Part 2: Color Your Own Map
Uncolored 4 Line Map
2-Colored 4 Line Map
After the students finish the US map, they can be given a blank piece of paper, a ruler and a pencil and told to draw 4 lines all the way across the paper at any angles, making their own map. They are asked "What is the fewest number of colors that can color this map?" The students soon answer 2 colors (as on a checker board), but then you ask the students to explain why. Will it always be 2 colors no matter how the lines are drawn? Will it still be 2 colors if you add more lines? Try to get the students to state the conjecture:
The Complete Line Map Theorem:
If any number of lines are drawn all the way across a paper thereby producing a map, then that map may be colored with just 2 colors.
The proof follows the SPOILER ALERT.
Two more questions then arise:
Why can't every map be colored with just 2 colors?
Do the lines need to be straight?
Again the answers follow the SPOILER ALERT.
!SPOILER ALERT! #2
Postpone reading this section if you want to think about your own proof. First there is a hint about the method of proof.
HINT: The proof is best done using mathematical induction on the number of lines, but we don't necessarily use that terminology. Try to get the students to come up with the proof below by asking them to add one line at a time and see what changes.
Here are the steps of an induction proof.
Colored 1 Line Map
Colored 2 Line Map
If you draw 1 line on the page, you color one side red and one side blue.
If you draw 2 lines on the page which cross, you color the 4 regions clockwise red, blue, red, blue.
If they don't cross, there are 3 regions colored red, blue, red.
Colored k Line Map
Add (k+1)-st Line
Flip Colors Below (k+1)-st Line
If you have already drawn k lines and colored the map with just 2 colors, what happens when you add the (k+1)-st line?
On each side of the new line everything is still properly colored with just 2 colors, but along the new line everything is wrong. Whenever the new line pass through a region, it splits it into 2 regions which now have the same color on both sides of this new edge.
However, if you flip the color of ALL the regions on ONE side of the new line, then everything is still properly colored on each side of the new line, but now everything is also properly colored across the new line!
If you continue in this manner: adding new lines and flipping all colors on one side of the new line, you will be able to color a map made with any number of lines with just 2 colors.
Notice that there was no mention of the word "induction" anywhere in this proof, no definition of an abstract statement P(n) with an initiallization step P(1) and an induction step P(k) ⇒ P(k+1).
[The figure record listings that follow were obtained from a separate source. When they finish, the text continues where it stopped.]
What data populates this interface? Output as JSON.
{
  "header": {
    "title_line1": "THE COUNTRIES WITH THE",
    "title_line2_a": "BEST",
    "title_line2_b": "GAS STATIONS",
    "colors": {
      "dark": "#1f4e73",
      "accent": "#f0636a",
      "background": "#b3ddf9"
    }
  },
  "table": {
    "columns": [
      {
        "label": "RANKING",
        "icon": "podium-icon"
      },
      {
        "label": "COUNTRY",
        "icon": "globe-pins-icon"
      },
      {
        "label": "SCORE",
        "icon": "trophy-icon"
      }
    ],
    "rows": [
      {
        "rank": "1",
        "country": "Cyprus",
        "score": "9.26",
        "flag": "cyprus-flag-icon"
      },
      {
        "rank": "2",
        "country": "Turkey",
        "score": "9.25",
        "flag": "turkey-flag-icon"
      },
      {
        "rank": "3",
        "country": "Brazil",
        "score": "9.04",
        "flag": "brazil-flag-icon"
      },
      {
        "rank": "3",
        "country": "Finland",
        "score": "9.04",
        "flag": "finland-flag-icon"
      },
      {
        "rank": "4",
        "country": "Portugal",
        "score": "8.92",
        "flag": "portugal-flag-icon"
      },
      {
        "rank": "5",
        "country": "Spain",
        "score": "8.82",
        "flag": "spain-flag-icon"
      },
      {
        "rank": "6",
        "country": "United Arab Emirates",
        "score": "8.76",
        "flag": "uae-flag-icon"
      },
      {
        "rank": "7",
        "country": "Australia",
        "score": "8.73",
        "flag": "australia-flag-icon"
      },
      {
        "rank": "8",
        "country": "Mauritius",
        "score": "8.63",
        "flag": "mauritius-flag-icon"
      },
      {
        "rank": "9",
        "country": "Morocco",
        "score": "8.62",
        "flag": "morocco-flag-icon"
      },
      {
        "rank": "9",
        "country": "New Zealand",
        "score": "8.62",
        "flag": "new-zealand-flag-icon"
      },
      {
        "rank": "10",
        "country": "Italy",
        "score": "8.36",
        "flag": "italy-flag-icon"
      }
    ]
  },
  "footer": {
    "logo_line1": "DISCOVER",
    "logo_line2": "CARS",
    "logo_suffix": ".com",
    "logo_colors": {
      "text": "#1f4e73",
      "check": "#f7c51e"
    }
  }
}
At this age, the students do not need that level of abstraction. However, at the end you can and should tell them that this type of proof (doing it in steps) is called "Proof by Induction".
And here are the answers to the final two questions:
Map Requiring 3 Colors
Map with Curves
Why can't every map be colored with just 2 colors?
Because we require every line to be drawn all the way across the page. If we allowed a line to stop in the middle of the paper with its end on some other line, then you would need 3 colors to color the regions surrounding that endpoint.
Do the lines need to be straight?
No, as long as the wiggly lines go all the way across the page, it still splits the page into two parts and we can flip the colors of all regions on one side.
Notice that while looking at the US map the students prove that it cannot be colored by just 3 colors, but while looking at their own map they prove it can always be colored by 2 colors. One is a proof that something can never be done and the other is a proof that something can always be done.